Concepts you refer to such as "assembly language" exist a level up from bare metal, and at the same level as object libraries, linkers, and loaders and that implies full cooperation WRT calling conventions.
b) We have 32 general purpose registers - the ABI defines a certain range of registers (8 general purpose registers + a bunch of floating point and vector registers) for passing parameters
c) The register range allocated for passing parameters is designated as "volatile", so the caller can't rely on them coming back unmodified. This gives you a few registers to play with.
(NB: I'm not hugely experienced in PPC assembly programming, I've just had to touch it a couple of times and so I've read bits and pieces of the ABI, don't trust what I say here...)
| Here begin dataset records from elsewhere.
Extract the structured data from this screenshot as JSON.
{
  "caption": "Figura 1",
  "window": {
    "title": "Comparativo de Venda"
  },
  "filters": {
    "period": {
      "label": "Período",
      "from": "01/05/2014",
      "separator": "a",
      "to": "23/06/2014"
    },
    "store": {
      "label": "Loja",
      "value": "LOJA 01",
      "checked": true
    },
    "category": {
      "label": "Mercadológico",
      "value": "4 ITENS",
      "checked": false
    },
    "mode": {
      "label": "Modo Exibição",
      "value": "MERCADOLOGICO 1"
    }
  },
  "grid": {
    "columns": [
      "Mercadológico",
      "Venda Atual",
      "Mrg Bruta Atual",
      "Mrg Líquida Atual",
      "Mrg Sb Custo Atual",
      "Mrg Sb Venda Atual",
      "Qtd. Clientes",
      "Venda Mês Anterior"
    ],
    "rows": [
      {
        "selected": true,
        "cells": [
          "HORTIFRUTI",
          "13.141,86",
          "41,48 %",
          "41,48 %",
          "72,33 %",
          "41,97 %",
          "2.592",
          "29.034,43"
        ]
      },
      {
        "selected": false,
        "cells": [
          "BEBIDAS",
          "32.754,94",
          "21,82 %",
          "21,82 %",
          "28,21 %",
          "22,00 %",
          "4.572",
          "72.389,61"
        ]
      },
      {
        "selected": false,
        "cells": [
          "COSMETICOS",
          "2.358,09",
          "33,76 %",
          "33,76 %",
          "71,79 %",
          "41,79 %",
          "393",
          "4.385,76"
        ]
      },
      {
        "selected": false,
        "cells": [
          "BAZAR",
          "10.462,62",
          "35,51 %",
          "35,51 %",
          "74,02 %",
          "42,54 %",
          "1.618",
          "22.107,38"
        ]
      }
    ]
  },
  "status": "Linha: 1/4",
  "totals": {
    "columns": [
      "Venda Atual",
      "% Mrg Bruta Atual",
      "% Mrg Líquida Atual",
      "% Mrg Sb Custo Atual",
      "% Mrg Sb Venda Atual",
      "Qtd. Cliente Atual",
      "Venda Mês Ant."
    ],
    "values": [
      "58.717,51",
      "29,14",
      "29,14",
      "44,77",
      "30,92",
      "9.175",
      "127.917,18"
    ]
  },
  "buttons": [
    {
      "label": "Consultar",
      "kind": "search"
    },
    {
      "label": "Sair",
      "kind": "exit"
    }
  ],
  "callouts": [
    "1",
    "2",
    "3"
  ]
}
Also, the architecture isn't exactly the one to blame for this, it's more dependant on compiler calling conventions. I see things in the arch that facillitate this, but I see it possible to implement this mechanism with or without this arch support. I've only seen certain registers being reserved for something in the compiler docs not the MCU docs.
Eh, maybe I'm rambling.
My understanding is that PPC encourages register based parameter passing just by virtue of having a tonne of registers.
Exactly the problem that everyone runs into coming up with more secure alternatives to C or existing stack. One example was a 10+% penalty for MULTICS-style, reverse stack due to indirection necessary. It's why I tell people to use a RISC system if they want to build security on. Ideally, microcode will come back with another HLL-to-microcode compiler so we can implement secure alternatives directly as instructions. One could also implement abstract machines like JVM's that way with no attacks through abstraction gaps. Not to mention efficiency and arbitrary atomic actions.
That is the low level code (assembly/bytecode) of function calls in a programming language is very different depending on whether its stack or register based.
This layout is a part of the specific architecture the compiler is generating the assembly code for so it better know where the stack pointer is stored on your platform :)
It's basically the same way as if you were manually writing Assembly code yourself - you would need to know what registers are used for what purpose on your platform.
This thread (the word "stack") triggered a memory of stack machines, which I had read about much earlier, in computer mags such as BYTE. Looked it up just now, and saw:
which says that the JVM, CPython and a couple of Ruby VMs are virtual stack machines.
"long far pascal" as part of the type decl of functions.
 which was about the order in which function args get pushed onto the stack before the jump to the function is taken - L to R or R to L.
Used to wonder what non-tech people would think if they heard a programmer saying such stuff out aloud :)
If you liked this kind of descent to the low-level realm, the post author (Julia Evans) did a great presentation on Pycon 2015:
Sometimes when shit hits the fan it's nice to know what is going on behind all those layers of abstraction.
I don't agree that FP owns compositionality. In the 80s and 90s I used to have to argue for the value of functional programming; nowadays the closeminded attitudes come more from the "other side", and from one POV that's heartening progress, but from another it's silly to be running culture wars around technical ideas.
I feel old, though.
If you know more than other people, politely help them learn. If you can't or don't want to do that, please don't comment.